Intrapreneurship has its own risks and challenges, but it has more to do with company culture than with the risks. Some argue that startup turned corporates like Amazon, Google and Facebook have intrapreneurship culture inbuilt because that is how they were born in the first place, but a counter argument could also be that every ‘established’ corporate today was once a startup. It is the ability to embrace the idea that innovation is not synonymous with invention. It is more about the efforts made to execute good innovation and best practices.

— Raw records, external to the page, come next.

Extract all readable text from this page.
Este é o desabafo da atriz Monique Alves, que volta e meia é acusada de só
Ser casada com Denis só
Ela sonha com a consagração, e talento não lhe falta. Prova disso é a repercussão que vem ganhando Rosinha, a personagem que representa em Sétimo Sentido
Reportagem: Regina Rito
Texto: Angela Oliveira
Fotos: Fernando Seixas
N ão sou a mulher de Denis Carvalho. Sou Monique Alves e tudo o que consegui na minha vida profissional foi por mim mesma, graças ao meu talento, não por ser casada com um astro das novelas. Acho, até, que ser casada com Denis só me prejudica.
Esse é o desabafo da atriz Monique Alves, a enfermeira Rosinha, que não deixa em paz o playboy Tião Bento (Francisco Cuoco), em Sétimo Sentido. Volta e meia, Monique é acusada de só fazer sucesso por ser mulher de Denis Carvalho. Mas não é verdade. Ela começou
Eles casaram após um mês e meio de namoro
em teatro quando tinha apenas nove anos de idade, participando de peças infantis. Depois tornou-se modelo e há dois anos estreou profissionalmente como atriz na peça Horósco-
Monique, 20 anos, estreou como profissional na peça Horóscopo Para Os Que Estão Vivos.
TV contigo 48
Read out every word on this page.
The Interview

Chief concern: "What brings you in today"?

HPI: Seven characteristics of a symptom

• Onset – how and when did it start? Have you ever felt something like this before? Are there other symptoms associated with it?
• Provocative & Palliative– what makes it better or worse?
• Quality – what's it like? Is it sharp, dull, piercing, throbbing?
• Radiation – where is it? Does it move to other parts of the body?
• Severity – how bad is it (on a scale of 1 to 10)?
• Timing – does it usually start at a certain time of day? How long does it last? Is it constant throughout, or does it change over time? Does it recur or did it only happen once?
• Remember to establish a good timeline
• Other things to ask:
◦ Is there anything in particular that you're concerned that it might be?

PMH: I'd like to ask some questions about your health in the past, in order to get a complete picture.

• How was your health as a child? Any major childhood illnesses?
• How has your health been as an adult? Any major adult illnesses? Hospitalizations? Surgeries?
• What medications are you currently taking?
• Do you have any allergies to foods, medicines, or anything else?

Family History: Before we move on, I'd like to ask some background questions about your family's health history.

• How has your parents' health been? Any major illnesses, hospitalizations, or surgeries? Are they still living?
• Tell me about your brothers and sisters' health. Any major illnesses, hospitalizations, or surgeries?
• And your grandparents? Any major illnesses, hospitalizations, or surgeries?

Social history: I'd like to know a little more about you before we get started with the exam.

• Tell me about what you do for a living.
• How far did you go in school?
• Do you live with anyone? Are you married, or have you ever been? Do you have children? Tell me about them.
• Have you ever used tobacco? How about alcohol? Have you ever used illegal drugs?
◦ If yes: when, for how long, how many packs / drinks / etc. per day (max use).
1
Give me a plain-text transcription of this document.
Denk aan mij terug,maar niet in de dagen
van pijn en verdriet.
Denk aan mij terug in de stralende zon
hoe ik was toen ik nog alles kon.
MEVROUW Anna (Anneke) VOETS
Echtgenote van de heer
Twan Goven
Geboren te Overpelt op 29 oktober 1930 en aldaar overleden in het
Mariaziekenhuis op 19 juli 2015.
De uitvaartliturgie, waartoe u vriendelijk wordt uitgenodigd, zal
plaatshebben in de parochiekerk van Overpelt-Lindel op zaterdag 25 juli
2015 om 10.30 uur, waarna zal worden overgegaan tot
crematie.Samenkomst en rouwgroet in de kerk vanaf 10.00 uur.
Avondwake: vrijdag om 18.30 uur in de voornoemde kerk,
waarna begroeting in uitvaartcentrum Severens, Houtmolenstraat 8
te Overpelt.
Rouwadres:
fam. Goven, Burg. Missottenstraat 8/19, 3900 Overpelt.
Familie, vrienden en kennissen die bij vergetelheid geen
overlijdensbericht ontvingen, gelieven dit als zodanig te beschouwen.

‘Tomorrow’s world will look quite different than today’s and there is no right way of approaching it. The only path that makes sense is YOUR path’
Philip Horváth
‘We’ll cross that bridge when we come to it’ is only going to lead to extinction. Established corporates also have darted their way into corporate venture capital through the route of intrapreneurship. They have now realised that co-creation is the key and intrapreneurship is the new startup and employees are the new startup founders. However, ‘one size fits all’ does not hold true here. Every corporate has its own way to trickle innovation culture. Every corporate cannot choose the same strategy to innovate, it needs to be customised to each corporate and its needs, cultures, and structures.
It could be bottom-up or top-down innovation and neither of these is good nor worse than the other. The bottom-up innovation is where ideas originate from the front-line employees, generally based on their day-to-day operations, issues, and problems arising from it. Whereas the top-down innovation approach is led by the leaders and senior management of the company. They determine and communicate the innovation areas and take an imperative call around them. Both of these have their own set of pros and cons. For some companies, their leaders drive the innovation mission and vision e.g., Steve Jobs, and Elon Musk, whereas for companies like Google, engineers drive the innovation agenda, particularly in its early days and it has enabled Google to grow rapidly.
While the top-down innovation culture has led to a strong brand loyalty of its customers, for example, Apple, the bottom-up innovation helped Google to expand from its original focus on Search and Advertising to become a leader in mobile devices (Android), computing (Chromebooks), voice assistants (Google Home), cloud computing (Google Cloud Platform), and self-driving cars (Waymo), among many others. To conclude, both Apple and Google have been successful in innovating through intrapreneurship and commercialising it. As a corporate that wants to nurture a culture of innovation, it is cardinal to remember that the innovation should be vision and mission led, not product led. That can either be a vision that comes from the strategic direction of the leaders or as an intrapreneurial effort from the employees of the corporate.